For a moment, the unprecedented scale of bloodletting that accompanied the 2007 elections shocked the nation out of its complacency. With international mediators, led by the late former UN Secretary-General, Koffi Annan, vowing there would be no return to “the status quo ante”, Kenyans set up a series of commissions to look into the root causes of the cycles of violence. One was led by respected former South African judge Justice Johann Kriegler to investigate the electoral system. However, the moment soon passed. A decade later, many of the safeguards recommended by the commission were yet to be implemented.
Controversies over recent elections highlight the fact that the current system is failing to live up to the constitutional requirement for elections to be simple, verifiable and transparent and that even where laws exist, they are routinely ignored with impunity.
A good example was the August 2017 presidential election, which was annulled partly because the majority of judges on the Supreme Court agreed the Independent Electoral and Boundaries Commission, the agency charged with organising the poll, had behaved as if the Constitution and national legislation “did not exist”.
The protagonists in that election, President Uhuru Kenyatta, re-elected a month later in a dubious repeat election, and his erstwhile rival, Raila Odinga, who boycotted the second poll and instead had himself sworn in as the “people’s president”, have since joined forces, promising to put an end to the spectre of violent and divisive elections. Yet they did not seek to do this by implementing the Kriegler Commission recommendations. Rather, they have attempted to foist their own agenda on Kenyans by amending the Constitution via the Building Bridges Initiative, an effort halted by the courts — for now — for threatening the basic structure of the supreme law.
In truth, some common sense changes to the Constitution and laws are needed, if Kenya is to safeguard its elections. But these are not what Uhuru and Raila were after. For example, under the current law, any challenge to the presidential election must be filed within a week, and can only be adjudicated by the Supreme Court, which only has two weeks to hear and determine it.
In 2013, when Raila first challenged Uhuru’s election, much of the 14-day limit was eaten up suing the IEBC to get the documents he needed to make his case. By the time he presented it, the court essentially denied him a hearing, ruling that there was not enough time left for Uhuru’s lawyers to respond to the 900 pages and for the judges to render a considered decision.

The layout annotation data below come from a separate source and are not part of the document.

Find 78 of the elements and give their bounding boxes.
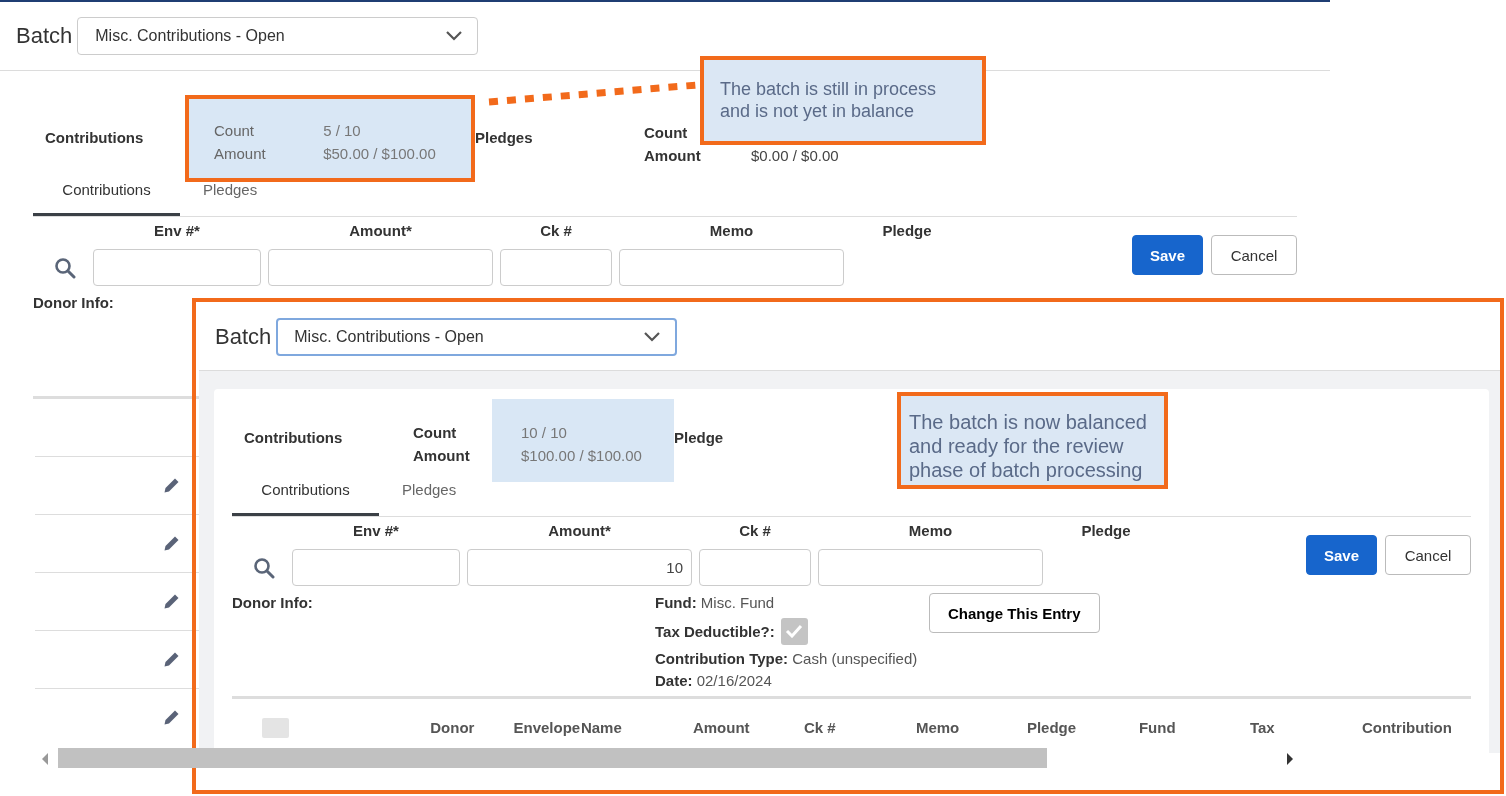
entry-field[interactable] [93,249,261,286]
column-header: Fund [1138,719,1176,736]
count-label: Count [413,423,458,441]
column-header: Pledge [1026,719,1077,736]
pledges-label: Pledge [674,429,725,446]
callout-note: The batch is still in process and is not yet in balance [700,56,986,145]
batch-label: Batch [16,22,73,50]
pencil-icon[interactable] [163,651,180,668]
field-label: Env #* [352,523,400,539]
cancel-button[interactable]: Cancel [1385,535,1471,575]
pencil-icon[interactable] [163,477,180,494]
tab[interactable]: Pledges [379,482,480,516]
save-button[interactable]: Save [1132,235,1203,275]
field-label: Memo [708,223,755,239]
donor-info-label: Donor Info: [232,594,313,611]
tab[interactable]: Pledges [180,182,281,216]
field-label: Memo [907,523,954,539]
count-value: 5 / 10 [323,121,362,139]
contributions-label: Contributions [44,129,145,146]
field-label: Ck # [738,523,772,539]
detail-text: Contribution Type: Cash (unspecified) [655,649,919,669]
chevron-down-icon [643,331,662,343]
entry-field[interactable] [699,549,811,586]
amount-label: Amount [413,446,471,464]
scroll-right-icon[interactable] [1285,752,1295,766]
select-all-checkbox[interactable] [262,717,289,738]
batch-select[interactable]: Misc. Contributions - Open [77,17,479,55]
column-header: Donor [430,719,475,736]
column-header: Tax [1249,719,1275,736]
field-label: Env #* [153,223,201,239]
change-entry-button[interactable]: Change This Entry [929,593,1100,633]
check-icon [785,624,804,638]
donor-info-label: Donor Info: [33,294,114,311]
scroll-left-icon[interactable] [40,752,50,766]
count-value: 10 / 10 [521,423,568,441]
tab[interactable]: Contributions [33,182,180,216]
amount-value: $50.00 / $100.00 [323,144,437,162]
batch-label: Batch [215,323,272,351]
tab[interactable]: Contributions [232,482,379,516]
entry-field[interactable] [500,249,612,286]
batch-select[interactable]: Misc. Contributions - Open [276,318,678,356]
amount-value: $0.00 / $0.00 [751,146,840,164]
count-label: Count [214,121,256,139]
amount-label: Amount [214,144,267,162]
column-header: Ck # [803,719,836,736]
detail-text: Fund: Misc. Fund [655,593,776,613]
cancel-button[interactable]: Cancel [1211,235,1297,275]
field-label: Pledge [1080,523,1132,539]
entry-field[interactable] [818,549,1043,586]
contributions-label: Contributions [243,429,344,446]
pledges-label: Pledges [475,129,534,146]
field-label: Amount* [547,523,612,539]
pencil-icon[interactable] [163,535,180,552]
entry-field[interactable] [619,249,844,286]
column-header: Envelope [513,719,581,736]
search-icon[interactable] [54,256,76,279]
pencil-icon[interactable] [163,593,180,610]
detail-text: Date: 02/16/2024 [655,671,773,691]
entry-field[interactable] [268,249,493,286]
field-label: Ck # [539,223,573,239]
column-header: Memo [915,719,960,736]
scrollbar-thumb[interactable] [58,748,1047,768]
entry-field[interactable] [292,549,460,586]
amount-label: Amount [644,146,702,164]
pencil-icon[interactable] [163,709,180,726]
chevron-down-icon [445,30,464,42]
count-label: Count [644,123,689,141]
entry-field[interactable]: 10 [467,549,692,586]
column-header: Amount [692,719,750,736]
amount-value: $100.00 / $100.00 [521,446,643,464]
tax-deductible-label: Tax Deductible?: [655,622,775,640]
column-header: Name [580,719,622,736]
callout-note: The batch is now balanced and ready for the review phase of batch processing [897,392,1168,489]
field-label: Pledge [881,223,933,239]
field-label: Amount* [348,223,413,239]
search-icon[interactable] [253,556,275,579]
save-button[interactable]: Save [1306,535,1377,575]
column-header: Contribution [1361,719,1452,736]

Yet, to date, Parliament has yet to pass a law that compels the IEBC to speedily and freely avail such documentation in such a suit. Neither did the BBI include a proposal to increase the time the court would have to deal with it, something that the former Chief Justice Willy Mutunga has said is necessary. On the contrary, in debating the “minimum reforms” that preceded the 2017 elections, politicians explicitly excluded doing that as a possibility!
It is clear the political class in Kenya is not particularly interested in free and fair elections that reflect and safeguard the will of voters. What they want are elections they can manipulate. Sadly, many see electoral reform as a way to enhance their ability to steal elections, while denying the same to their opponents.
For the rest of Kenya though, electoral reform is a matter of life and death. It may already be too late to do any comprehensive reforms before the 2022 election, given the Kriegler recommendation that any changes be in place at least two years before the poll.
However it is time to get up from the slumber, to fix what can be fixed, and to determine not to go back to sleep again.